A letter Dunmire sent out today provides an interesting citizens-eye view of the sausage-making that is legislation and committee hearings. He attended -- and sometimes testified -- at hearings on bills that would modify procedures and fees for citizens or groups who want to end-run the Legislature by putting an initiative or referendum directly on the ballot for voters to decide. (Among the proposals: banning signature gatherers from being paid by the signature, requiring them to wear ID and register with the government, boosting the initiative filing fee from $5 to $100, and repealing the initiative process entirely.)

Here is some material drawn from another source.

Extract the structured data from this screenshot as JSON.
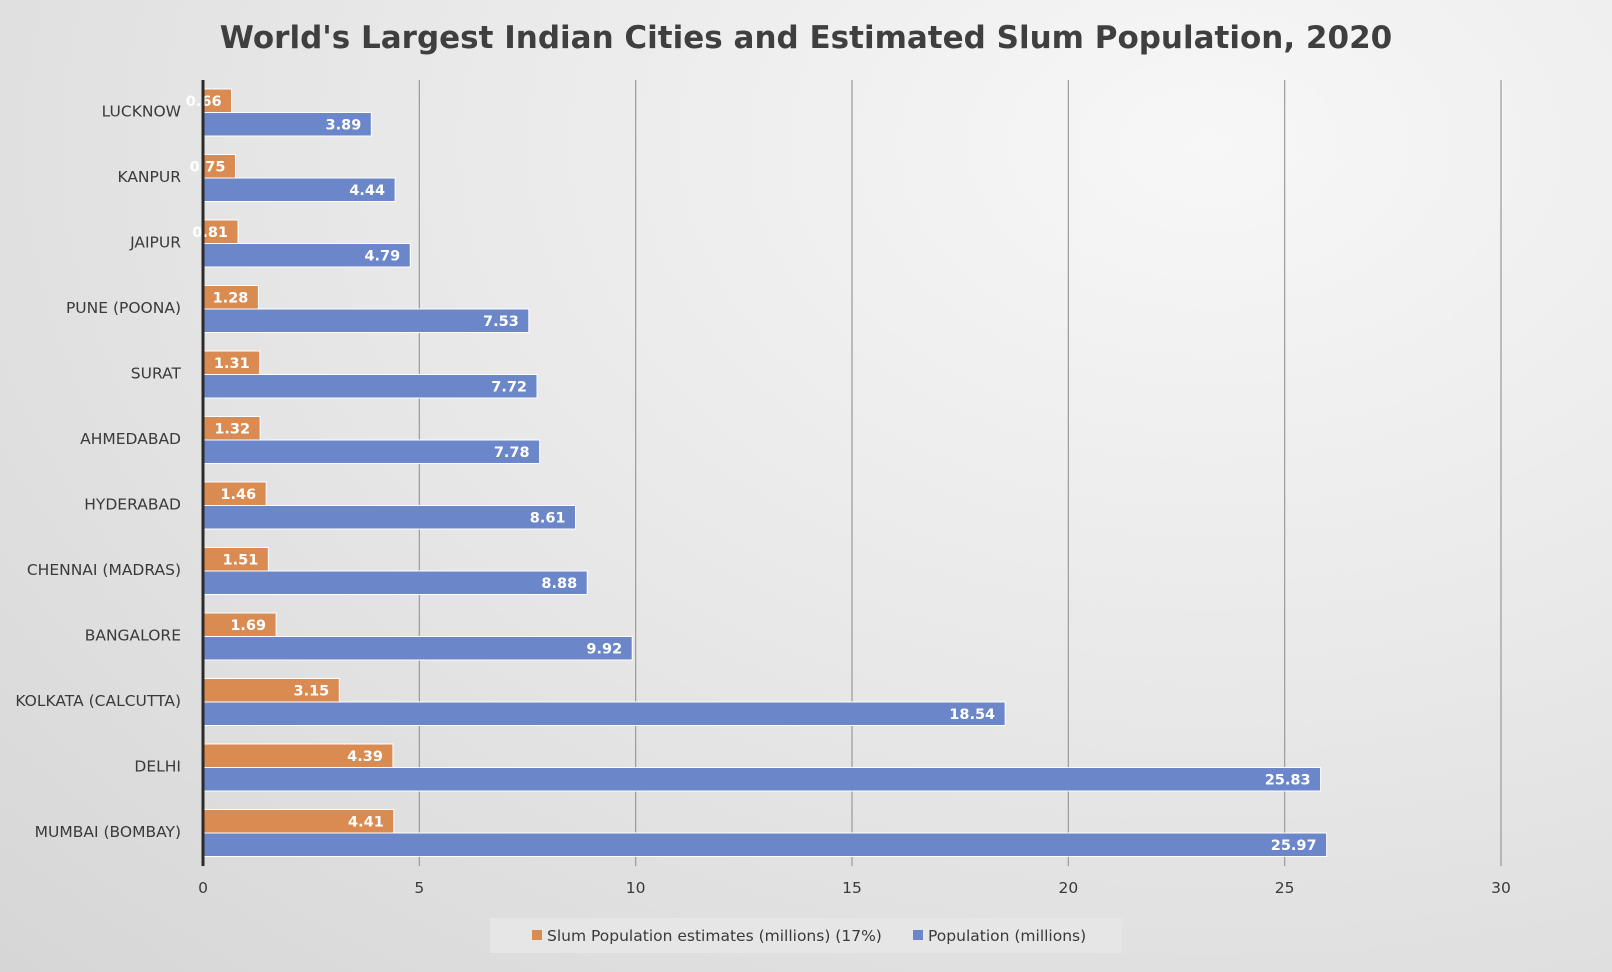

Among the things Dunmire observed, he said, were:
*Legislators ignorant about the contents of bills that they themselves are co-sponsoring;
* Repeated, purposeful misrepresentation of the facts by the Secretary of State, misleading legislators, the press, and the public;
* Committee hearings where microphones are cut off when citizens are speaking;
* Legislators snickering and rolling their eyes during citizen testimony;
* Far-reaching bills with an "analysis" that is a single paragraph;
* Without discussion or debate, votes on bills with only two legislators present (we asked staffers "How can you vote without a quorum?" - they refused to answer);
* Long lists of citizens signing up to testify against these bills but chairs limiting testimony to three minutes each for just two people; and
* Legislators sponsoring bills that the judiciary has already ruled unconstitutional.
Dunmire was offended. So offended, he said, that he changed his mind about something.
Despite his previous contributions to Eyman's efforts, he says, he planned to stop this year and steer his cash instead to other business and charitable commitments.
But he was so peeved at how he and others were treated, he said, that he's going to donate a quarter million dollars to Eyman's tax-limiting initiative this year.